Летом сорок второго

22
18
20
22
24
26
28
30

Федор, держась за железную скобу, приваренную к броне танка, глядел по сторонам. За их взводом показались другие взводы и роты. Танки ползли по степи, выплывая из-за проволочных сетей. Поле покрылось разрывами – немец начал пристрелку. Люк на башне откинулся, из него показалась голова командира.

– Боязно, сержант? – весело спросил он. – Держись, сейчас вилять начнем.

Крышка люка захлопнулась, похоронив под собою голову командира, и через секунду танк сделал крутой вираж. Снаряд разорвался в десятке шагов от машины. На броню посыпались комья мерзлой земли, снежные глыбы и осколки. Боец, сидевший позади Федора, вскрикнул.

– Ранен, Булыгин? – не оборачиваясь к нему, выкрикнул Федор.

– Кажись, ага…

– Держись за скобу! Не прыгай, под гусеницу угодишь!

Встав на ноги и приподнявшись над башней, Федор заглянул на другую сторону. Увидев каски двух других бойцов, он прокричал:

– Целы там?

– Порядок! – донеслось из-за башни.

Танк ловко маневрировал. Чем ближе подходил он к чужим окопам, тем гуще ложились снаряды в цепи советских машин. Федор заметил, как вспыхнул один танк, и с него на землю посыпались люди. Следующей секундой его барабанные перепонки чуть не разорвало от хлесткого удара. В первое время сержант даже не понял, что произошло, но когда повернул голову – не поверил глазам. Башни на танке не было. Железная болванка, пущенная из немецкого штурмового орудия, начисто срезала ее. Двух бойцов из отделения Федора, что сидели по ту сторону, смело оторванной башней. Федор невольно заглянул внутрь танка и увидел кресло командира, а в нем две человеческие ноги. Башня осталась лежать позади, опрокинутая набок. Из нее выпал безногий, разрезанный пополам командир танка. Заряженный пылом боя, он не умер, он кричал, махал руками, полз на животе, орошая снег двумя кровавыми шлейфами, и отдавал приказы своим танкистам.

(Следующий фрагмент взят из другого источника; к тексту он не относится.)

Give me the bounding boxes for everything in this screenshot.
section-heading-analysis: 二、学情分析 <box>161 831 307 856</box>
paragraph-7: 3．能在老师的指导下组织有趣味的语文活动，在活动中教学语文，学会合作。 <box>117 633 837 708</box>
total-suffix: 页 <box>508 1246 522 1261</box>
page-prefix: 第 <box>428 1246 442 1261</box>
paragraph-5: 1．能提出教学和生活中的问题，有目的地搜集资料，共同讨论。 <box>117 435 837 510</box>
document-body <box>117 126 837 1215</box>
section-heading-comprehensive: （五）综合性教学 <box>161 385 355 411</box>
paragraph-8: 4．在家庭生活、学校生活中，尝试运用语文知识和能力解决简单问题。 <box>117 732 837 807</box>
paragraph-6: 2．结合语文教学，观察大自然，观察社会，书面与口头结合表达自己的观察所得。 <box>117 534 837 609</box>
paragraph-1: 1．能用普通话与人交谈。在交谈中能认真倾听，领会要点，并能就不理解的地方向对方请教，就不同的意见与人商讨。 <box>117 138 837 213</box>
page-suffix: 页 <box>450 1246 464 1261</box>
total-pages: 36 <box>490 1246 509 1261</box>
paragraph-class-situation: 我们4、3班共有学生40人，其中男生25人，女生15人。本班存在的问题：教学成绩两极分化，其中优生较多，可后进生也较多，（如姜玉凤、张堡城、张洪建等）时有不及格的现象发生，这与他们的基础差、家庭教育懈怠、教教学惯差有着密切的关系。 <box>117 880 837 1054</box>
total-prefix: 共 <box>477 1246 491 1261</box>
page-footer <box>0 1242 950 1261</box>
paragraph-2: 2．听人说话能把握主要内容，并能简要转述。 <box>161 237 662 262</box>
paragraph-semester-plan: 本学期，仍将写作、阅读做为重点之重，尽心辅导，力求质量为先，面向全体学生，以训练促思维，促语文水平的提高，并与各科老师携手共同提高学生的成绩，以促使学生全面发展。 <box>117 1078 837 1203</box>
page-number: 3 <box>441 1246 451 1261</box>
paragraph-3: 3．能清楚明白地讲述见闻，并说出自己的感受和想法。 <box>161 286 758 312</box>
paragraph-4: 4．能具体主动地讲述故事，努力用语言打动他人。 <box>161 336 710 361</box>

Люк механика-водителя откинулся, из чрева танка выросло чумазое лицо в шлемофоне.

– Прыгай, сержант! – крикнуло лицо. – Не видишь, отвоевались мы!

Федор кивнул своему оставшемуся бойцу и прыгнул вслед за ним на снег. Танки, проскочив линии вражеских траншей, смяли гусеницами досаждавшие низкорослые пушки. Дело было за пехотой. Перед залегшими цепями танкового десанта поднялся тонкий политрук в светлом дубленом полушубке. Цепи рванулись в атаку. Федор вскинул к плечу автомат и, выпустив короткую очередь, почувствовал, как ресницы слиплись от осевшей на них пороховой гари. Он бежал, стреляя на ходу, чувствовал, как огромный организм батальона несется неудержимой волной. Наступило время толпы, когда самый робкий боец становится обладателем львиного сердца.

Вражеская мина разорвалась позади Федора. Сильный толчок в спину опрокинул его лицом вниз. Лежа в холодном снегу, сержант чувствовал, как горит его тело, изрешеченное осколками. С усилием подняв голову, Федор убедился, что батальон достиг вражеских окопов, и там началась страшная рукопашная. Он видел, как души погибших, вырываясь из тесных окопов, продолжают сражаться, цепляясь друг другу в глотки и грызя кулаки, не в силах избавиться от ненависти, напитавшей их тела. Видел он это или думал, что видит, теряя сознание и проваливаясь в небытие…

Под вечер Федора нашла санитарная команда, доставила в санбат. Обходя носилки с примерзшими пятнами крови, доктор слушал фельдшера, женщину с полуседыми кучерявыми волосами и крючковатым носом. Подойдя к Федору, она произнесла:

– Черепно-мозговая. Плюс поражение спины и ног.

– Шансы?

– Практически безнадежен. Фрагменты стального шлема вошли в голову вместе с осколками.

– М-да, может, к профессору Розенбергу на стол?

– Вряд ли спасет даже профессор. Долго пролежал в поле, поздно доставили к нам. У Розенберга и так скальпель остывать не успевает.